While the technology world continues to focus on Apple's yet-to-be-launched iPad, it seems iPhone sales may be slowing. Apple lost market share in the global smartphone market in the fourth quarter, ABI Research reports.
Apple's share fell from 18.1 percent in the third quarter to 16.6 percent in the fourth quarter, according to ABI's data. This comes despite the fact that Apple posted record iPhone sales for the quarter of 8.7 million units, up 100 percent from the year-ago quarter and up 18 percent from the third quarter.
"2009 may have started with a whimper, but by the fourth quarter of 2009 the global mobile handset market ended with a pretty reasonable bang," said Jake Saunders, vice president for forecasting at ABI. "We estimate 336.5 million handsets were shipped in the fourth quarter of 2009, up 15.1 percent quarter over quarter."
Nokia vs Apple
Despite market leader Nokia's weakened position in the smartphone segment, ABI said the company still managed to maintain 37.7 percent of the overall handset market.
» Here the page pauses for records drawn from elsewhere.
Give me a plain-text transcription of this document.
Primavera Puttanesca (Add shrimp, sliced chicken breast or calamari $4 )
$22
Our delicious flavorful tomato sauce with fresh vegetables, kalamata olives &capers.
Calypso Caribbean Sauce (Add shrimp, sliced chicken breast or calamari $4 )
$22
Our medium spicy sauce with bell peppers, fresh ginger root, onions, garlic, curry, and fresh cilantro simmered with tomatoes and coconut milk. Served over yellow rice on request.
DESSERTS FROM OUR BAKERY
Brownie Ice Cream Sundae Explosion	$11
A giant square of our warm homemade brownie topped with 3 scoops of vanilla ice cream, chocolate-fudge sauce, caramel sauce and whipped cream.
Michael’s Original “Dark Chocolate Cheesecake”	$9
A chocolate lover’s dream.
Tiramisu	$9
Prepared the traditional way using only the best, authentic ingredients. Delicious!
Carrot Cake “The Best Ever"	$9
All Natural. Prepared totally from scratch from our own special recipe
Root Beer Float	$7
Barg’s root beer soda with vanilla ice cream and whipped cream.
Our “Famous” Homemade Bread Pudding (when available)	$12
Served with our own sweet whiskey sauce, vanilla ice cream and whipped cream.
Korea's influence on the handset market is underscored by LG Electronics and Samsung. With 10 percent of the market, LG ranks behind Apple. LG has been counting on its S-class smartphone series to help it secure a bridgehead in the market, ABI said.
Nokia has another advantage over Apple. While Apple's App Store is still the most popular worldwide, Nokia's Ovi Store has overtaken Apple in crucial high-growth emerging markets in Asia-Pacific and Latin America, according to the newly released Wireless Development Survey from Research and Markets. Microsoft's Windows Marketplace for Mobile and apps sold directly through a carrier were also popular channels.
"The app-store model is now an expected part of any wireless developer program," said Janel Garvin, CEO of Evans Data. "And while Apple's iPhone App Store set the pace in North America and Europe, Nokia has been busy cultivating developers outside the U.S. in their traditional offshore strongholds, and has been remarkably successful in the short time of the Ovi Store's existence."
Meanwhile, ABI said Samsung, the market-share juggernaut, seems unstoppable. Between June 2008 and December 2009, Samsung increased its market share from 15.2 percent to 20.5 percent. Samsung has benefited from a strong lineup of feature phones as well as a strong reputation for innovative smartphones.
Turning to HTC, the handset maker's market share didn't fare well early last year, but its circumstances improved slightly in the fourth quarter to a one percent share. HTC announced a revamped handset portfolio strategy, not just targeting high-end devices but also launching smartphones that appeal to purchasers with smaller wallets. Then there's Motorola.
"In the third quarter of 2009, Motorola, under the direction of Sanjay Jha, has come out of its corner fighting with a refreshed portfolio," said ABI practice director Kevin Burden. "The Droid has received critical acclaim. However, Motorola's market share continued to contract to 3.6 percent."
Apple's slight decline could be thanks to the Droid and other Android-based phones, noted Rob Enderle, principal analyst at the Enderle Group. Apple, he said, is feeling a certain amount of pain from a market-share perspective in the fourth quarter.
"Even in the pain, Apple is realizing a much higher level of profit than any of the other handset vendors. Clearly, Apple is favoring profit over market share," Enderle said. "That is consistent with Apple's strategy. The company may very well continue to drop market share, but you will see them hold viciously on the profits."